House debates

Wednesday, 3 December 2008

Questions without Notice

Interest Rates

2:22 pm

Photo of Malcolm TurnbullMalcolm Turnbull (Wentworth, Liberal Party, Leader of the Opposition) Share this | | Hansard source

My question is to the Prime Minister. What does the Prime Minister say to working families who heeded his warnings of an inflation monster and locked in their mortgages at fixed rates well above the current variable home loan rates? Prime Minister, how can these working families shop around for lower interest rates when banks are charging them thousands of dollars to move from high fixed rates to lower variable rates?

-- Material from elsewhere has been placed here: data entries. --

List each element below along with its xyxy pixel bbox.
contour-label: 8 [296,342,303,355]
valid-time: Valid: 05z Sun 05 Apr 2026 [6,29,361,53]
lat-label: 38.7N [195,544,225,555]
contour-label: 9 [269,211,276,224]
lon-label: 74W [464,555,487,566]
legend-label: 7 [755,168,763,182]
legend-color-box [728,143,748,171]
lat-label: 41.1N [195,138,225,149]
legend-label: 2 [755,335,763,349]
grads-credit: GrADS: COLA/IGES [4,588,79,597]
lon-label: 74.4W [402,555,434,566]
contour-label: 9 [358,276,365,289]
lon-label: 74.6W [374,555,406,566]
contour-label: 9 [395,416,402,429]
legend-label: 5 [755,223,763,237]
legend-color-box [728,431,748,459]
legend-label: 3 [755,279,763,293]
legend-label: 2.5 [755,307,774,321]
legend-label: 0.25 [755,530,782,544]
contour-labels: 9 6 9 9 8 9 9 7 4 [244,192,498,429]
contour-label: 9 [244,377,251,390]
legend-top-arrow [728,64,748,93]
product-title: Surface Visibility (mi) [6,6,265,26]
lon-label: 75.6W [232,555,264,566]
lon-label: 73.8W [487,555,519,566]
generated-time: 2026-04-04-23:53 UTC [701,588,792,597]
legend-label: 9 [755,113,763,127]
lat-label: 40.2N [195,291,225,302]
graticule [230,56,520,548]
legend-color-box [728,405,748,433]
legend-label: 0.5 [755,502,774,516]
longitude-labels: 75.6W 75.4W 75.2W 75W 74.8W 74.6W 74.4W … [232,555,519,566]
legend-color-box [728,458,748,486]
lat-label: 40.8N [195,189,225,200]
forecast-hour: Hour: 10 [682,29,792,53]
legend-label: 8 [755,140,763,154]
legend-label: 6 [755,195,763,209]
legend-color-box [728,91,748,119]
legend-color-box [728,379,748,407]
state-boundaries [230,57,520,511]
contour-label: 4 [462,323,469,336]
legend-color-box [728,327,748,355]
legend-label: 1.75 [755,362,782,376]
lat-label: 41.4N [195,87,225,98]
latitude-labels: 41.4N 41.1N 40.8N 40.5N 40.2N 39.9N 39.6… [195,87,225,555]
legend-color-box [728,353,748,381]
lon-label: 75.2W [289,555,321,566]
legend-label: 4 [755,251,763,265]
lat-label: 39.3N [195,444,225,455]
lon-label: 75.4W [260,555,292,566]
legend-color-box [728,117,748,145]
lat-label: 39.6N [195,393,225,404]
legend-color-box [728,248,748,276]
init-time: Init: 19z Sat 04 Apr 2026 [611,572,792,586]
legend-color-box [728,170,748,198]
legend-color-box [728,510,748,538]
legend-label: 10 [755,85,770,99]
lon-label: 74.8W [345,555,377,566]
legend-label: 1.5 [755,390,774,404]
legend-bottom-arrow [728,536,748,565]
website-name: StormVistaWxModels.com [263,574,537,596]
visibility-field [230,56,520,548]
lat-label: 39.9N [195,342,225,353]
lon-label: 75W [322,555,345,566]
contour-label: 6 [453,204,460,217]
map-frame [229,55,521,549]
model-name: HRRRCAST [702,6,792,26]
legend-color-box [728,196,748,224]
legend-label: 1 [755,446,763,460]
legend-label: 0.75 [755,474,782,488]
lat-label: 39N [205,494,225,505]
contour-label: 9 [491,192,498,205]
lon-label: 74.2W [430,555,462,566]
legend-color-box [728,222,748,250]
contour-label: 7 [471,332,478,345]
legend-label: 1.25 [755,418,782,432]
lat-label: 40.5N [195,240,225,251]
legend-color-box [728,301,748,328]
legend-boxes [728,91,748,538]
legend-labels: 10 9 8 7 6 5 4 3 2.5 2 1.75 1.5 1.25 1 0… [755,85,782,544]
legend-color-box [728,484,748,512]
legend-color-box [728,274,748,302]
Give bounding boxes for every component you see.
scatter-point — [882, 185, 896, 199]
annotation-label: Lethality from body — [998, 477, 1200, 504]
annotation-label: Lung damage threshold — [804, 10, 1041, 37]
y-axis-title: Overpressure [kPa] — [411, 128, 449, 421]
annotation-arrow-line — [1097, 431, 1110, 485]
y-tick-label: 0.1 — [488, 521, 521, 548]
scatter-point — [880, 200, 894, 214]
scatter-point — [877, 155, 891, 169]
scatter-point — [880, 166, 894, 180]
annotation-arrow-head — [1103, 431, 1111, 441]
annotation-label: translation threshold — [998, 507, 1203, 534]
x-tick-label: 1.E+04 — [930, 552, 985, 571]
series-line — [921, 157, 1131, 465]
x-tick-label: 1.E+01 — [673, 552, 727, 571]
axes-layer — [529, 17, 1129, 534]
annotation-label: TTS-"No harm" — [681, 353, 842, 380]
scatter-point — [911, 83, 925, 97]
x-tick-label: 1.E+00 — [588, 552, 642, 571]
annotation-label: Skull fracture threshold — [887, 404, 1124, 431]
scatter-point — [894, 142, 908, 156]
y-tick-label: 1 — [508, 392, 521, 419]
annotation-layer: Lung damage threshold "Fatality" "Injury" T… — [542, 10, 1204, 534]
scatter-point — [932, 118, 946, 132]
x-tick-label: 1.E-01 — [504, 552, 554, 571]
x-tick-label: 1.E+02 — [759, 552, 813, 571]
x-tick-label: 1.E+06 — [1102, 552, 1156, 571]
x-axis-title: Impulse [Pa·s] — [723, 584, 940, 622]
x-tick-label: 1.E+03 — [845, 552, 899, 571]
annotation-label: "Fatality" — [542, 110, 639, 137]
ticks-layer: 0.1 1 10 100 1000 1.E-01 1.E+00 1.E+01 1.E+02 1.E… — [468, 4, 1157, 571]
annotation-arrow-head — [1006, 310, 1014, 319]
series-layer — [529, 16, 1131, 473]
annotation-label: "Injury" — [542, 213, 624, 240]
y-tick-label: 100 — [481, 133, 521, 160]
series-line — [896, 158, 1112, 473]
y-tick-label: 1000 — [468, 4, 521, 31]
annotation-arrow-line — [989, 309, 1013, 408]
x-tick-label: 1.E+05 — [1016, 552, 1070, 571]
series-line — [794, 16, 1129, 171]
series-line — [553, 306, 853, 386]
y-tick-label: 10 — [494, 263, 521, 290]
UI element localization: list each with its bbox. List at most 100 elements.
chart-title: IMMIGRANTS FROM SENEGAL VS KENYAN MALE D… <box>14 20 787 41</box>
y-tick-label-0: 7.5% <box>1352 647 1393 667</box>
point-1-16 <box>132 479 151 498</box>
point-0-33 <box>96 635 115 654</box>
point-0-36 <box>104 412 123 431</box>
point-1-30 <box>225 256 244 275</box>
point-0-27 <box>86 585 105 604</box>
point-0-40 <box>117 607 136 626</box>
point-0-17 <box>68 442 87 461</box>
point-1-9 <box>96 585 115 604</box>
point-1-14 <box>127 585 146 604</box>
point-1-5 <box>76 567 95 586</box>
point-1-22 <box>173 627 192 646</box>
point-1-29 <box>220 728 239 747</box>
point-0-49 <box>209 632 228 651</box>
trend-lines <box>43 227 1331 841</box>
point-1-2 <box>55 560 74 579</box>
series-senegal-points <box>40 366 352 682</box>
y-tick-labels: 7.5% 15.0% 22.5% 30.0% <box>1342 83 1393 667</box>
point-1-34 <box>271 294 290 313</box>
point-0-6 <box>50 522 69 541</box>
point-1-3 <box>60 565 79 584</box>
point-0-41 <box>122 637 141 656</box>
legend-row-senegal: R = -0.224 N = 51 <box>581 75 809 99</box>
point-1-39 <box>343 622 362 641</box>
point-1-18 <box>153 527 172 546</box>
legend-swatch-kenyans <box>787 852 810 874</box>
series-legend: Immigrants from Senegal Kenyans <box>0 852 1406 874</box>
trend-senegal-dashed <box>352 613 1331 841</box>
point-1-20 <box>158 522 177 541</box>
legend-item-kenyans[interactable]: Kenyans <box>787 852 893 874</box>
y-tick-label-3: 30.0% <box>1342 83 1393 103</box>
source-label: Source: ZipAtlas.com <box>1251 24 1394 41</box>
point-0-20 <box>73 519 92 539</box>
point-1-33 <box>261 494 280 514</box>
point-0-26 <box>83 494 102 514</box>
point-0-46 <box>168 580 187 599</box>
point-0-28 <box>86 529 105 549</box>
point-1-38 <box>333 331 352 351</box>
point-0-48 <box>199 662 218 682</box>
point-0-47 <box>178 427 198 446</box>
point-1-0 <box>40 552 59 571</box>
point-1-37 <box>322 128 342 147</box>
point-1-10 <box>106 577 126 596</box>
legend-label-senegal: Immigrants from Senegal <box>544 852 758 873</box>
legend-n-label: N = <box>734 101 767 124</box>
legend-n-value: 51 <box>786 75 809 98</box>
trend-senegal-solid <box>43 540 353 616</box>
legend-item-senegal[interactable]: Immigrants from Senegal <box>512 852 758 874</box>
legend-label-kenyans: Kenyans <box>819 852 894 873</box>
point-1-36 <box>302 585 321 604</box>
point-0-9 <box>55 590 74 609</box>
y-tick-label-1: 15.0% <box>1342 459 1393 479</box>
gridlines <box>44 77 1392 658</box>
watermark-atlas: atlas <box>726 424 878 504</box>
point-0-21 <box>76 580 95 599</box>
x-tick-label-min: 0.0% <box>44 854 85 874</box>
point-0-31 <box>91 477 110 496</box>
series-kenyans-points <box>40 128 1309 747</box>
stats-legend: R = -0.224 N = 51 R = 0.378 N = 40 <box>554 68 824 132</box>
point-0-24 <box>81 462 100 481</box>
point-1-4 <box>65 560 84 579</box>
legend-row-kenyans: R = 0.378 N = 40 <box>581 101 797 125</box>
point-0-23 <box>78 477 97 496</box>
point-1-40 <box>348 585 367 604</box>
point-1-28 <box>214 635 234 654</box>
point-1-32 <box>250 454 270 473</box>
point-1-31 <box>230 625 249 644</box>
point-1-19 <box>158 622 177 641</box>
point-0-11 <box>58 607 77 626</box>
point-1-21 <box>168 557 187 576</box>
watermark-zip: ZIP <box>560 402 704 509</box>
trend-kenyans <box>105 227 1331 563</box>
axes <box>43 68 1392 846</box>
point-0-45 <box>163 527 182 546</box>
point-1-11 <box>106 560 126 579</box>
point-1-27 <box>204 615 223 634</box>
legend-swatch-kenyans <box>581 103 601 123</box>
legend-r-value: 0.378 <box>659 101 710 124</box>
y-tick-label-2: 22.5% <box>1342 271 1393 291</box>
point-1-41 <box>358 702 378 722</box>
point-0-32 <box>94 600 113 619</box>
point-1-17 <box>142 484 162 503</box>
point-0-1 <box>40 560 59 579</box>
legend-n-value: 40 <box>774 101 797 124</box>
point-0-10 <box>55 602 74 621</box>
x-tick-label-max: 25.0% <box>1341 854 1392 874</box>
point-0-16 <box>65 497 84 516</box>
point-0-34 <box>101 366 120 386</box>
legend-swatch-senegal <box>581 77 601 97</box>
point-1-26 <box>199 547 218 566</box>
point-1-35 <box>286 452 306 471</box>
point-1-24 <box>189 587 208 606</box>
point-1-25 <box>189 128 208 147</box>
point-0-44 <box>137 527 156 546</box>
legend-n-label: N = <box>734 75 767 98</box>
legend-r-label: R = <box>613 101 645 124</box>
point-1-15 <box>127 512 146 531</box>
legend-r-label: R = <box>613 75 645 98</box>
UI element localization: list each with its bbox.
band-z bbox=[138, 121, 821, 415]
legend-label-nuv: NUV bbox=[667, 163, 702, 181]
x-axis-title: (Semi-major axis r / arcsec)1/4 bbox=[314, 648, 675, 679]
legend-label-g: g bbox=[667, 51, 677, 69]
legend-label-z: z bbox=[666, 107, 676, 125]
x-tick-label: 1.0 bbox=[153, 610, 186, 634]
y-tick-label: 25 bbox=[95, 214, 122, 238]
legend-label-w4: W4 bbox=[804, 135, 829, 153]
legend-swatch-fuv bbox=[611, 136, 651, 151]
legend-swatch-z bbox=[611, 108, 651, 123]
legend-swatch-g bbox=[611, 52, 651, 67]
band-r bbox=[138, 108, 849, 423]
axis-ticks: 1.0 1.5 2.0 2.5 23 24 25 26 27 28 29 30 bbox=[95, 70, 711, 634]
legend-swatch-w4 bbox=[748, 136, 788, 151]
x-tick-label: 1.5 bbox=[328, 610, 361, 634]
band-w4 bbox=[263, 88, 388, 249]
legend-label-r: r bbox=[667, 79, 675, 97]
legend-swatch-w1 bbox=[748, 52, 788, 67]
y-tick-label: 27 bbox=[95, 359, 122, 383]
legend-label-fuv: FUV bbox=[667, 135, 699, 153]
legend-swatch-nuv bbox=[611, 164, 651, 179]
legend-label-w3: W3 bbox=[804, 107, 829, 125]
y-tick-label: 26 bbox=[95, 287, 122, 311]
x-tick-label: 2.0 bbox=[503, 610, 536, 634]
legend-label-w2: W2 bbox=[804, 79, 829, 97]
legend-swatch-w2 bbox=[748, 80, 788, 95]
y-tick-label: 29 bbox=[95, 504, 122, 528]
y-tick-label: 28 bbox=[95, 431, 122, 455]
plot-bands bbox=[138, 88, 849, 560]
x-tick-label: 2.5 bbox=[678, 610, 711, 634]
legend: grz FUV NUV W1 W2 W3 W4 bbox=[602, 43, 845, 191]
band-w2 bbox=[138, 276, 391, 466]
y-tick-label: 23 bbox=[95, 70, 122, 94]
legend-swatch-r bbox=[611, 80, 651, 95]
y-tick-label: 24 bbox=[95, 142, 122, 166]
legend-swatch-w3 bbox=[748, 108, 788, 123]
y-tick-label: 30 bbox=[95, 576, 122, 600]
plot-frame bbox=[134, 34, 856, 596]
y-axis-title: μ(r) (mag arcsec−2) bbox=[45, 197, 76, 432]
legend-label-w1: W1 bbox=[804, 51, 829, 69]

Photo of Kevin RuddKevin Rudd (Griffith, Australian Labor Party, Prime Minister) Share this | | Hansard source

The Leader of the Opposition asks a second question about inflation. I would draw the honourable Leader of the Opposition’s attention to this fact: in the period that the Liberals were in office, inflationary pressures caused the Reserve Bank to increase interest rates 10 times in a row. Normally what you try to do with fiscal policy is to act in concert with those running monetary policy. What did they do in the course of 2007 and before? In a period of considerable expansion in the Australian economy coming off the back of a global resources boom, what you had instead was the government, through its fiscal policy, adding to demand in the economy. At the time at which this government took office we had government expenditures running at five per cent real in terms of their growth rate in the past—in other words, fiscal policy was adding to the pressures which exist in the economy. What, therefore, did the Reserve Bank do? They stuck up interest rates—not just once, not just twice but 10 times in a row. The responsible course of action by those opposite would have been to have adopted a more cautious approach to fiscal policy at the time. They failed to do so. That is why interest rates rose. I would suggest that the Leader of the Opposition reflect carefully on the economic circumstances which gave rise to those high interest rates in the past and the actions which should have been taken.